The ball moved on. There were people in their twenties, thirties, forties, fifties. They all said their piece. The late morning sun was just beginning to heat up the cavernous storage building in which we sat, listening to each other.

Walter, a creative and egotistical marcher who'd been an activist since the 60s, had an interesting idea: "When marchers go out to speak to local groups, they should go in pairs, one straight person and one far-out person, so people get the message that part of what we're doing is trying to live together and respect each other."

The last person to speak was a very well dressed young blond woman, with careful makeup. She was not a marcher. She'd come in late and was clearly amazed at what she was hearing: "I came here because I wanted to find out about the march and nuclear war and what you people were doing. My mom said 'Don't go down to that bunch of gypsies' but I know she doesn't agree with what you're doing anyway and would stay away even if you were dressed up neat in L.L. Bean clothes. But what I really need to say is I can't believe you people are sitting around talking about clothes! I thought I'd find serious people talking about serious subjects!"

After months of walking and living together, we marchers knew that differences are serious subjects. Our lives were daily testaments to questions of peace: How do we have a peaceful world? How do we talk about what's really going on? How do we allow for the fact that we're all so different?

In the circle I've just described -- and dozens of conversations like it -- the march digested this conflict, learned new things, and turned its attention outward once again. We did do what Walter suggested. And Dan still occasionally wore dresses. And we were never attacked for it. Because we knew, together, what we were doing. We knew our mission was not to be in people's faces but to enter their hearts. And we did that, each of us honestly being exactly who we were.

-- Quoted from a report by marcher Karen Mercer

COMMENTARY: Diversity is a big issue in co-intelligence. Usually it gets in people's way.
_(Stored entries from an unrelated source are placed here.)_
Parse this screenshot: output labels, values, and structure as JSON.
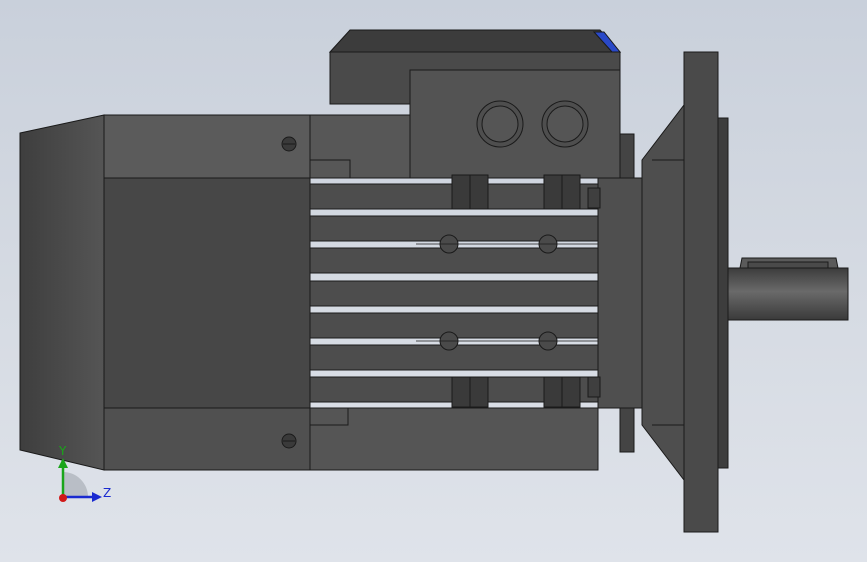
{
  "triad": {
    "y_label": "Y",
    "z_label": "Z",
    "y_color": "#1aa51a",
    "z_color": "#1a2ad0",
    "x_color": "#d01818"
  },
  "colors": {
    "body": "#4a4a4a",
    "body_light": "#5a5a5a",
    "edge": "#1a1a1a",
    "accent_blue": "#3050c8"
  },
  "model": {
    "name": "",
    "parts": [
      "fan-cover",
      "motor-housing",
      "terminal-box",
      "cooling-fins",
      "end-shield",
      "flange",
      "output-shaft",
      "key"
    ]
  }
}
In co-intelligence it becomes a resource. The 1986 Great Peace March was a nine-month experiment in living diversity.

I have used the talking circle process over a hundred times in the last ten years. In co-intelligence terms, the process is powerful because it helps people use their diversity creatively. If people truly listen to people truly speaking, they can't help but generate creative, unanticipated ideas, alternatives, insights -- wisdom that would not have emerged in any one person's head, or even in isolated conversations. The folks in this peace march circle were more intelligent together than they were separately. And that intelligence went beyond ideas and logic. It involved the deep values and real life experiences of real people, who came to know each other and to share a larger perspective that embraced them all. Note that the participants in this circle weren't playing out stereotyped roles. The spirit of the circle evoked nuances that were often in stark contrast to the sort of responses we'd have expected from them in more formal or adversarial settings.